For a body of Congress to guard “the authority and expediency” of the FISC — especially in the wake of last year’s debacle of a ruling from Rosemary Collyer, who stubbornly refused to follow the law and either appoint an amicus or explain why she chose not to do so, is an outright abdication of congressional authority.

The FISC just defied Congressional intent as reflected in USA Freedom Act. USA Rights would make it harder for the FISC to continue to do so. And HPSCI’s response to that is to whimper that Congress is “subverting the authority” of another branch by demanding that it follow the law?

Update: DemandProgress did a fact check of this flyer that’s quite good.

After Lying in a Closed Surveillance Briefing in 2011, Intelligence Community Plans Another Closed Briefing

On May 18, 2011, 48 members of the House (mostly Republicans, but also including MI’s Hansen Clarke) attended a closed briefing given by FBI Director Robert Mueller and General Counsel Valerie Caproni on the USA PATRIOT Act authorities up for reauthorization. The hearing would serve as the sole opportunity for newly elected members to learn about the phone and Internet dragnets conducted under the PATRIOT Act, given Mike Rogers’ decision not to distribute the letter provided by DOJ to inform members on the secret dragnets they were about to reauthorize.

During the hearing, someone asked,

Russ Feingold said that Section 215 authorities have been abused. How does the FBI respond to that accusation?

One of the briefers — the summary released under FOIA does not say who — responded,

To the FBI’s knowledge, those authorities have not been abused.

As a reminder, hearing witness Robert Mueller had to write and sign a declaration for the FISC two years earlier to justify resuming full authorization for the phone dragnet because, as Judge Reggie Walton had discovered, the NSA had conducted “daily violations of the minimization procedures” for over two years. “The minimization procedures proposed by the government in each successive application and approved and adopted as binding by the orders of the FISC have been so frequently and systemically violated that it can fairly be said that this critical element of the overall BR regime has never functioned effectively,” Walton wrote in March 2009.

Now, I can imagine that whichever FBI witness claimed the FBI didn’t know about any “abuses” rationalized the answer to him or herself using the same claim the government has repeatedly made — that these were not willful abuses. But Walton stated then — and more evidence released since has made clear he was right since — that the government simply chose to subject the vast amount of US person data collected under the PATRIOT Act to EO 12333 standards, not more stringent PATRIOT Act ones. That is, the NSA, operating under FBI authorizations, made a willful choice to ignore the minimization procedures imposed by the 2006 reauthorization of the Act.

Whoever answered that question in 2011 lied, and lied all the more egregiously given that the questioner had no way of phrasing it to get an honest answer about violations of minimization procedures.

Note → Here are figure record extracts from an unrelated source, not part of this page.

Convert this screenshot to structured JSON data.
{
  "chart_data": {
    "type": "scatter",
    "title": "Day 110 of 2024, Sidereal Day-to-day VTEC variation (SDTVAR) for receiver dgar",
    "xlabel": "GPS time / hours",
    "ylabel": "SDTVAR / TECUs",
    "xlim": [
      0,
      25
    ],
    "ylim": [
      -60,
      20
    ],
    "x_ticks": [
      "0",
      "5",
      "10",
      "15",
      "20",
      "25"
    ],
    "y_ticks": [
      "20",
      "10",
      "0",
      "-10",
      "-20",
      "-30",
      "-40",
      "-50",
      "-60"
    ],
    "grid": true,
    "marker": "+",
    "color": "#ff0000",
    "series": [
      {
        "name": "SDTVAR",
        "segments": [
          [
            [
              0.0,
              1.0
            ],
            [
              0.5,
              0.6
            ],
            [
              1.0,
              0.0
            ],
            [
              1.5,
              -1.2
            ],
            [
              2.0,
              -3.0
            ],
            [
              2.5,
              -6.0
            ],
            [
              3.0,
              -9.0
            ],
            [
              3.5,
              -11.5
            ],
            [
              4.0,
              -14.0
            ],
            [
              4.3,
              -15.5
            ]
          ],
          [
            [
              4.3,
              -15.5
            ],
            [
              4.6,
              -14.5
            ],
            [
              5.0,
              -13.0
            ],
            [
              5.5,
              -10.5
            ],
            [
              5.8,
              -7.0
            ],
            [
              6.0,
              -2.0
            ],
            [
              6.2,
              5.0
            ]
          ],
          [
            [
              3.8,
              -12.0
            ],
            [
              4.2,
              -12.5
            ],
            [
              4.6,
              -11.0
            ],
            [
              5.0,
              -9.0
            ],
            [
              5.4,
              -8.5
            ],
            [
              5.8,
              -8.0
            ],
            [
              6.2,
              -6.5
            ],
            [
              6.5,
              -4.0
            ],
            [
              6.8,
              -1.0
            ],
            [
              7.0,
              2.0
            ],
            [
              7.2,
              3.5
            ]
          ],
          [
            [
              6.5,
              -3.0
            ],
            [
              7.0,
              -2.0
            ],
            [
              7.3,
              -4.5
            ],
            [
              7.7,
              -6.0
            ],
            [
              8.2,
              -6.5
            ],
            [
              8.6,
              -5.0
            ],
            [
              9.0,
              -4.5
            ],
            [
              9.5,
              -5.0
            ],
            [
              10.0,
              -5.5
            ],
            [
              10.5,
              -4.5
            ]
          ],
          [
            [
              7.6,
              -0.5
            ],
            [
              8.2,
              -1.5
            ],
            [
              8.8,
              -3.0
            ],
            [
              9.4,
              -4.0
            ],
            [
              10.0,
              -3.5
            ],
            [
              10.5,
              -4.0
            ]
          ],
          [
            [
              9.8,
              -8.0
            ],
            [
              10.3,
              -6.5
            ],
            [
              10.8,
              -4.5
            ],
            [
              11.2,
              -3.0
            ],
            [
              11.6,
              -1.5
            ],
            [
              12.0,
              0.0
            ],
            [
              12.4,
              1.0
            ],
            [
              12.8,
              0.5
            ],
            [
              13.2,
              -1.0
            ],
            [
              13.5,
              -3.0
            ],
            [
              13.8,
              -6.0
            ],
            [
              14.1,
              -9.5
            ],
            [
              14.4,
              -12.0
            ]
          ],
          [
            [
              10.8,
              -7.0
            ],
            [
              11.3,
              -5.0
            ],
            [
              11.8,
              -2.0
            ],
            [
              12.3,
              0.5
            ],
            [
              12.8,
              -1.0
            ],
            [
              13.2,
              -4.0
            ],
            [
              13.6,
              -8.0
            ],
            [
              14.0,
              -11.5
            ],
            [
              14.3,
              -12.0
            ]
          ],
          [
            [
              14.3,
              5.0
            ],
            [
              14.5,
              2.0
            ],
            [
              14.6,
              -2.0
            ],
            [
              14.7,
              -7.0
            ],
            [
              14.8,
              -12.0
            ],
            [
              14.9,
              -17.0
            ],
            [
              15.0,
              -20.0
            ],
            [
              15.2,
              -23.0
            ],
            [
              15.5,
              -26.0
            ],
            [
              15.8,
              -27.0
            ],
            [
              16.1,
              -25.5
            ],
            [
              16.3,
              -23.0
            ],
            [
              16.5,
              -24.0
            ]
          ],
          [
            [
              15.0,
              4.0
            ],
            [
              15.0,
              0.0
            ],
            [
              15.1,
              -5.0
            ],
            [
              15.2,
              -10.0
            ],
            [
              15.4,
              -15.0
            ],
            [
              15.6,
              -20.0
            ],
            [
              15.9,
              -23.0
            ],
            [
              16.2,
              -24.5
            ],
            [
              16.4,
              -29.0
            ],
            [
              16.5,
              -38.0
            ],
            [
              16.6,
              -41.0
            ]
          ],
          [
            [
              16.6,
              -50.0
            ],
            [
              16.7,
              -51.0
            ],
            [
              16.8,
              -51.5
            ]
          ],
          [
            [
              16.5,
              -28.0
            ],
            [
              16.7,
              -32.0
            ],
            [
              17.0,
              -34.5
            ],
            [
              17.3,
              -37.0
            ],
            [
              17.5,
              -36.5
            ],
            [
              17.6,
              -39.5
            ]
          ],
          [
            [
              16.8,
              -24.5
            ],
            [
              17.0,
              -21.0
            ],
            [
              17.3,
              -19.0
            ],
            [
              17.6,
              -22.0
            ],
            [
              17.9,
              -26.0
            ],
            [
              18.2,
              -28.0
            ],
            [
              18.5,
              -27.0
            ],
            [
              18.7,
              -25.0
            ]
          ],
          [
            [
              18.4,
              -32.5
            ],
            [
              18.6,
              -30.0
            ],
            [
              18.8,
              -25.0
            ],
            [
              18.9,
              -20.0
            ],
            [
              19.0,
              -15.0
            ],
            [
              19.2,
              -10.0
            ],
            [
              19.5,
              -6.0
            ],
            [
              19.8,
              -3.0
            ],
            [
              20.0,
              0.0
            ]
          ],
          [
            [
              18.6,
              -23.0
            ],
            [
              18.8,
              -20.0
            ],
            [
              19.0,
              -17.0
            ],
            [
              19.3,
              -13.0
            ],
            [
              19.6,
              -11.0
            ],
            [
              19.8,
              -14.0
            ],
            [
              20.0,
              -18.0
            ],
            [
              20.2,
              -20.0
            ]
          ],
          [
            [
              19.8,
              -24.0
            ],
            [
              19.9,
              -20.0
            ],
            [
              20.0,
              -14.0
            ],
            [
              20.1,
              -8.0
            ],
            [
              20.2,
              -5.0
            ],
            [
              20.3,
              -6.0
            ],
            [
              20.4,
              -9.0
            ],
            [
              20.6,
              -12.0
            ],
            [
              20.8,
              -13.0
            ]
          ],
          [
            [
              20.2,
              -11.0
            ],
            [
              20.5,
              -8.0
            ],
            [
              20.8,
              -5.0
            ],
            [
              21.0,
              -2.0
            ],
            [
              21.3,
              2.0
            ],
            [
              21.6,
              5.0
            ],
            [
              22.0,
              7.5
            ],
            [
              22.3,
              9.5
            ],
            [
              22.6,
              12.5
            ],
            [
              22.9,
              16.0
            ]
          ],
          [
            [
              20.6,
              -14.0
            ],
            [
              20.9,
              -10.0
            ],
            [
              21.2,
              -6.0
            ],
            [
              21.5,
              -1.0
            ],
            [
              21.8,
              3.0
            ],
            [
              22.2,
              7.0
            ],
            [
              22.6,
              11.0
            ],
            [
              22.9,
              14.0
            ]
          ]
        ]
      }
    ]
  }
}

Which is why the House Judiciary Committee should pointedly refuse to permit the Intelligence Committee to conduct another such closed briefing, as they plan to do on Section 702 on February 2. Holding a hearing in secret permits the IC to lie to Congress, not to mention disinform some members in a venue where their colleagues can not correct the record (as Feingold might have done in 2011 had he learned what the FBI witnesses said in that briefing).

I mean, maybe HJC Chair Bob Goodlatte wants to be lied to? Otherwise, there’s no sound explanation for scheduling this entire hearing in closed session.